Keohane's treatment team was wrong that security policy always forbids social transitioning, because medical staff — not security staff — have the ultimate say in granting medical exceptions to security policies, Wilson added.
"Even though the FDC's own policy makes clear that security bends the knee to medicine, Keohane's treatment team washed its hands of the matter the moment it concluded that FDC policy forbids social transitioning. That arises to deliberate indifference," Wilson wrote in a footnote.
Keohane, now 26, repeatedly requested to be allowed to "socially transition" after entering the prison system in 2014.
Instead, prison officials several times "forcibly shaved" Keohane's head after she protested the agency's hair-length policy, which requires men to wear their hair above the ears, according to court records. Prison workers also confiscated her self-made bras and panties.

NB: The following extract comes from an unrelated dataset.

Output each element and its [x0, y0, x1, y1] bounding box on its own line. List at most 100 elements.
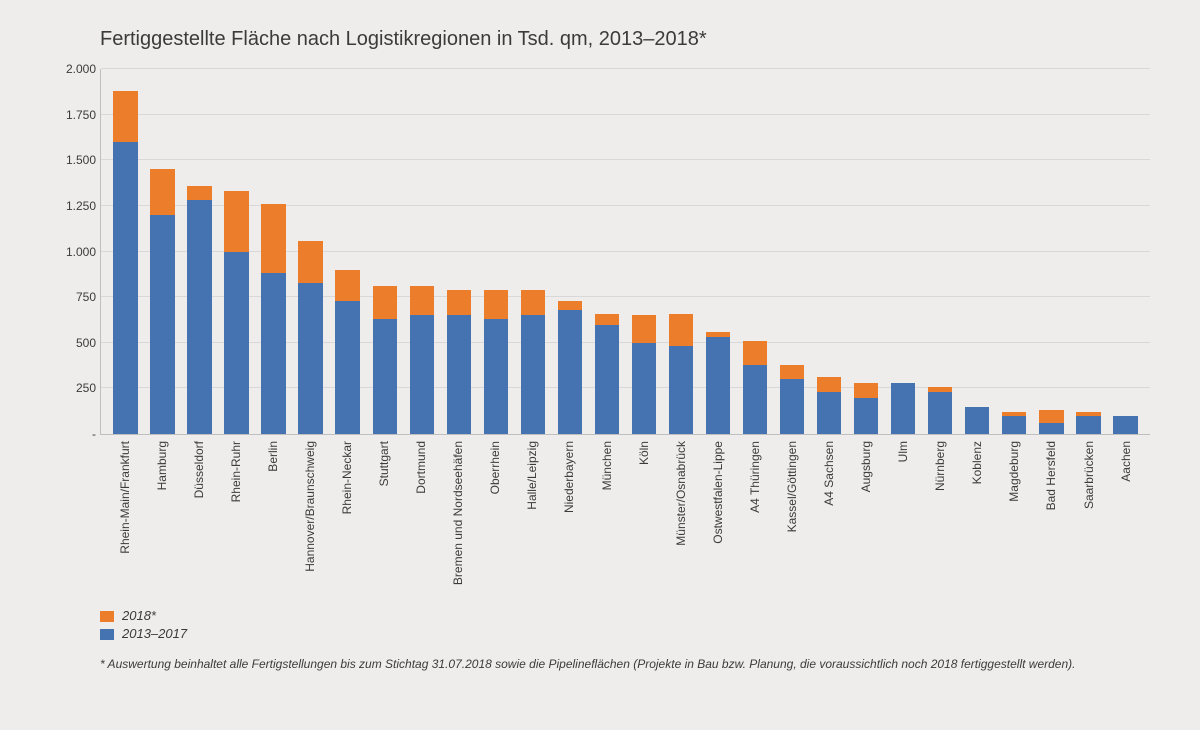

In its conclusion, the appeals-court majority acknowledged Wilson's "passionate and heartfelt" dissent, which Newsom wrote would precipitate sweeping changes in the law of prison administration.
"One final word: This is a case that stirs emotions. And understandably so — the question whether and to what extent Florida prison officials must accommodate Keohane's gender dysphoria is a sensitive one on both sides of the 'v,'" Newsom wrote.
"Make no mistake, we too have sympathy for Ms. Keohane, and we too regret her predicament," he added. "But our first obligation — our oath — is to get the law right. … And our best understanding of the law is that — for better or worse — it simply does not entitle Ms. Keohane to additional relief."
Wednesday's opinions featured lengthy footnotes in which the majority and the dissenting judge sniped at each other.
For example, the majority in one footnote accused Wilson of engaging in "mindless, mechanical box-checking" to support his dissent.
Wilson accused the majority of relying on the wrong analysis to reach its conclusions and of parting ways with previous court rulings. The appeals court's role "is not to reweigh the evidence or recreate factual findings," he wrote.
The appeals court judges "must therefore defer" to Walker's findings, unless they find he made a mistake, Wilson wrote.
"It does not matter if, after reviewing the record, we would have found differently," he added. "Because the record supports the district court's findings, we should affirm them, not shake the magic 8-ball until it gives us a different result."
Dara Kam reports for the News Service of Florida.